J'agis

Gouvernance

Le Conseil d'administration

Le Conseil d’administration est composé de 30 membres, majoritairement des présidents d’association et des personnalités qualifiées. Leur mandat est de trois ans renouvelable deux fois.


Le Conseil se réunit cinq fois par an.
Son Bureau comprend un président, trois vice-présidents, un trésorier et un secrétaire.
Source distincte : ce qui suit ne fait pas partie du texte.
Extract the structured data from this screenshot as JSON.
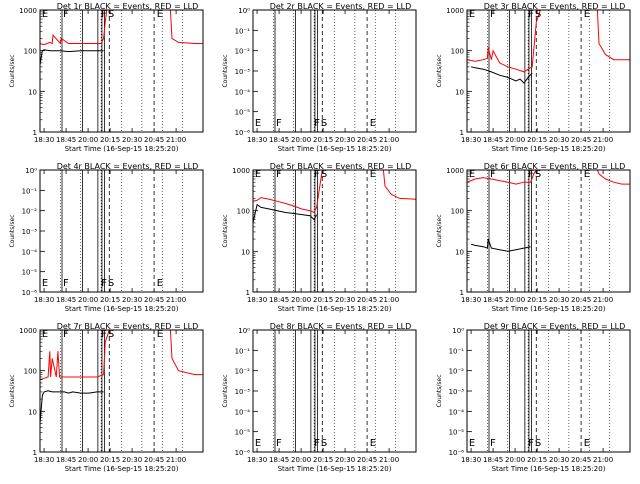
{
  "figure": {
    "xtick_labels": [
      "18:30",
      "18:45",
      "20:00",
      "20:15",
      "20:30",
      "20:45",
      "21:00"
    ],
    "x_axis_label": "Start Time (16-Sep-15 18:25:20)",
    "y_axis_label": "Counts/sec",
    "ytick_labels": [
      "1",
      "10",
      "100",
      "1000"
    ],
    "ytick_labels_small": [
      "10⁰",
      "10⁻¹",
      "10⁻²",
      "10⁻³",
      "10⁻⁴",
      "10⁻⁵",
      "10⁻⁶"
    ],
    "colors": {
      "events": "#000000",
      "lld": "#ff0000",
      "axes": "#000000"
    }
  },
  "chart_data": [
    {
      "type": "line",
      "title": "Det 1r BLACK = Events, RED = LLD",
      "yscale": "log",
      "ylim": [
        1,
        1000
      ],
      "has_data": true,
      "markers": [
        "E",
        "F",
        "F",
        "S",
        "E"
      ],
      "series": [
        {
          "color": "#000000",
          "x": [
            0.0,
            0.03,
            0.05,
            0.12,
            0.25,
            0.35,
            0.5,
            0.6,
            0.7,
            0.78
          ],
          "y": [
            45,
            100,
            105,
            100,
            100,
            95,
            100,
            100,
            100,
            100
          ]
        },
        {
          "color": "#ff0000",
          "x": [
            0.0,
            0.05,
            0.12,
            0.15,
            0.16,
            0.25,
            0.26,
            0.35,
            0.5,
            0.6,
            0.7,
            0.75,
            0.78,
            0.8,
            0.82,
            0.9,
            1.1,
            1.3,
            1.6,
            1.62,
            1.7,
            1.9,
            2.0
          ],
          "y": [
            150,
            140,
            160,
            150,
            240,
            150,
            200,
            150,
            150,
            150,
            150,
            150,
            200,
            500,
            1000,
            1000,
            1000,
            1000,
            1000,
            200,
            160,
            150,
            150
          ]
        }
      ]
    },
    {
      "type": "line",
      "title": "Det 2r BLACK = Events, RED = LLD",
      "yscale": "log",
      "ylim": [
        1e-06,
        1
      ],
      "has_data": false,
      "markers": [
        "E",
        "F",
        "F",
        "S",
        "E"
      ],
      "series": []
    },
    {
      "type": "line",
      "title": "Det 3r BLACK = Events, RED = LLD",
      "yscale": "log",
      "ylim": [
        1,
        1000
      ],
      "has_data": true,
      "markers": [
        "E",
        "F",
        "F",
        "S",
        "E"
      ],
      "series": [
        {
          "color": "#000000",
          "x": [
            0.05,
            0.1,
            0.2,
            0.3,
            0.4,
            0.5,
            0.55,
            0.6,
            0.65,
            0.7,
            0.75,
            0.8
          ],
          "y": [
            40,
            38,
            35,
            30,
            25,
            22,
            20,
            18,
            20,
            16,
            22,
            28
          ]
        },
        {
          "color": "#ff0000",
          "x": [
            0.0,
            0.1,
            0.2,
            0.25,
            0.26,
            0.3,
            0.32,
            0.4,
            0.5,
            0.6,
            0.7,
            0.75,
            0.8,
            0.85,
            0.9,
            1.1,
            1.3,
            1.6,
            1.62,
            1.7,
            1.8,
            2.0
          ],
          "y": [
            60,
            55,
            60,
            65,
            120,
            60,
            100,
            50,
            40,
            35,
            30,
            35,
            40,
            500,
            1000,
            1000,
            1000,
            1000,
            150,
            80,
            60,
            60
          ]
        }
      ]
    },
    {
      "type": "line",
      "title": "Det 4r BLACK = Events, RED = LLD",
      "yscale": "log",
      "ylim": [
        1e-06,
        1
      ],
      "has_data": false,
      "markers": [
        "E",
        "F",
        "F",
        "S",
        "E"
      ],
      "series": []
    },
    {
      "type": "line",
      "title": "Det 5r BLACK = Events, RED = LLD",
      "yscale": "log",
      "ylim": [
        1,
        1000
      ],
      "has_data": true,
      "markers": [
        "E",
        "F",
        "F",
        "S",
        "E"
      ],
      "series": [
        {
          "color": "#000000",
          "x": [
            0.0,
            0.05,
            0.1,
            0.2,
            0.3,
            0.4,
            0.5,
            0.6,
            0.7,
            0.75,
            0.78
          ],
          "y": [
            50,
            140,
            120,
            110,
            100,
            90,
            85,
            80,
            75,
            60,
            80
          ]
        },
        {
          "color": "#ff0000",
          "x": [
            0.0,
            0.05,
            0.1,
            0.2,
            0.3,
            0.4,
            0.5,
            0.6,
            0.7,
            0.75,
            0.78,
            0.82,
            0.85,
            0.9,
            1.1,
            1.3,
            1.6,
            1.62,
            1.7,
            1.8,
            2.0
          ],
          "y": [
            170,
            180,
            210,
            190,
            170,
            150,
            130,
            110,
            100,
            90,
            120,
            400,
            1000,
            1000,
            1000,
            1000,
            1000,
            400,
            250,
            200,
            190
          ]
        }
      ]
    },
    {
      "type": "line",
      "title": "Det 6r BLACK = Events, RED = LLD",
      "yscale": "log",
      "ylim": [
        1,
        1000
      ],
      "has_data": true,
      "markers": [
        "E",
        "F",
        "F",
        "S",
        "E"
      ],
      "series": [
        {
          "color": "#000000",
          "x": [
            0.05,
            0.1,
            0.2,
            0.25,
            0.26,
            0.3,
            0.4,
            0.5,
            0.6,
            0.7,
            0.78
          ],
          "y": [
            15,
            14,
            13,
            12,
            20,
            12,
            11,
            10,
            11,
            12,
            13
          ]
        },
        {
          "color": "#ff0000",
          "x": [
            0.0,
            0.05,
            0.1,
            0.2,
            0.3,
            0.4,
            0.5,
            0.6,
            0.7,
            0.78,
            0.82,
            0.85,
            0.9,
            1.1,
            1.3,
            1.6,
            1.62,
            1.7,
            1.8,
            1.9,
            2.0
          ],
          "y": [
            500,
            550,
            600,
            650,
            600,
            550,
            500,
            450,
            500,
            500,
            800,
            1000,
            1000,
            1000,
            1000,
            1000,
            800,
            600,
            500,
            450,
            450
          ]
        }
      ]
    },
    {
      "type": "line",
      "title": "Det 7r BLACK = Events, RED = LLD",
      "yscale": "log",
      "ylim": [
        1,
        1000
      ],
      "has_data": true,
      "markers": [
        "E",
        "F",
        "F",
        "S",
        "E"
      ],
      "series": [
        {
          "color": "#000000",
          "x": [
            0.0,
            0.03,
            0.05,
            0.1,
            0.15,
            0.2,
            0.3,
            0.35,
            0.4,
            0.5,
            0.6,
            0.7,
            0.78
          ],
          "y": [
            5,
            25,
            30,
            32,
            30,
            30,
            30,
            28,
            30,
            28,
            28,
            30,
            30
          ]
        },
        {
          "color": "#ff0000",
          "x": [
            0.0,
            0.05,
            0.1,
            0.12,
            0.13,
            0.15,
            0.2,
            0.22,
            0.24,
            0.3,
            0.4,
            0.5,
            0.6,
            0.7,
            0.78,
            0.8,
            0.85,
            0.9,
            1.1,
            1.3,
            1.6,
            1.62,
            1.7,
            1.9,
            2.0
          ],
          "y": [
            60,
            65,
            70,
            300,
            70,
            200,
            70,
            300,
            70,
            70,
            70,
            70,
            70,
            70,
            80,
            500,
            1000,
            1000,
            1000,
            1000,
            1000,
            200,
            100,
            80,
            80
          ]
        }
      ]
    },
    {
      "type": "line",
      "title": "Det 8r BLACK = Events, RED = LLD",
      "yscale": "log",
      "ylim": [
        1e-06,
        1
      ],
      "has_data": false,
      "markers": [
        "E",
        "F",
        "F",
        "S",
        "E"
      ],
      "series": []
    },
    {
      "type": "line",
      "title": "Det 9r BLACK = Events, RED = LLD",
      "yscale": "log",
      "ylim": [
        1e-06,
        1
      ],
      "has_data": false,
      "markers": [
        "E",
        "F",
        "F",
        "S",
        "E"
      ],
      "series": []
    }
  ]
}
Voir la composition du Conseil d’Administration


Les Comités consultatifs

Le Comité des auditeurs

Il est composé de 12 bénévoles qualifiés qui interviennent auprès de l’ensemble des structures du Mouvement dans le cadre de programmes de contrôles pluriannuels, ou sur demande spécifique.
Le rapport de synthèse des travaux du Comité des auditeurs est présenté lors de l’Assemblée Générale annuelle de la Fédération.

Le Comité des donateurs

Composé de représentants de toutes les catégories de sympathisants du Mouvement (donateurs, souscripteurs, bénévoles), il a pour mission de veiller à la bonne utilisation des fonds collectés et à leur emploi en toute transparence.

Le Comité des risques

Il est composé d’auditeurs, de présidents d’association et d’administrateurs. Il est chargé d’établir la cartographie des risques du Mouvement, et d’en suivre l’évolution et la résolution. Il présente son rapport de synthèse annuel au cours de l’Assemblée Générale de la Fédération.

Audits et contrôles

Commissaire aux Comptes

les comptes sociaux de la Fédération et les comptes combinés du Mouvement sont certifiés par le cabinet Acti Conseil. Les comptes de la Foncière d’Habitat et Humanisme sont certifiés par le Cabinet Ernst and Young.

Le Comité de la Charte

de déontologie des organisations faisant appel à la générosité du public délivre un agrément triennal. Celui-ci a été renouvelé le 19 décembre 2013. Les contrôleurs du Comité de la Charte auprès du Mouvement sont Messieurs Jean Mignot et Michel Marcenac.

L’ ANCOLS

La Foncière d’Habitat et Humanisme fait l’objet de contrôles réguliers de l’Agence Nationale de Contrôle du Logement Social (ex MIILOS).

Enfin, la Cour des Comptes peut contrôler toute association dès lors qu’elle est reconnue d’utilité publique et sollicite la générosité publique en France.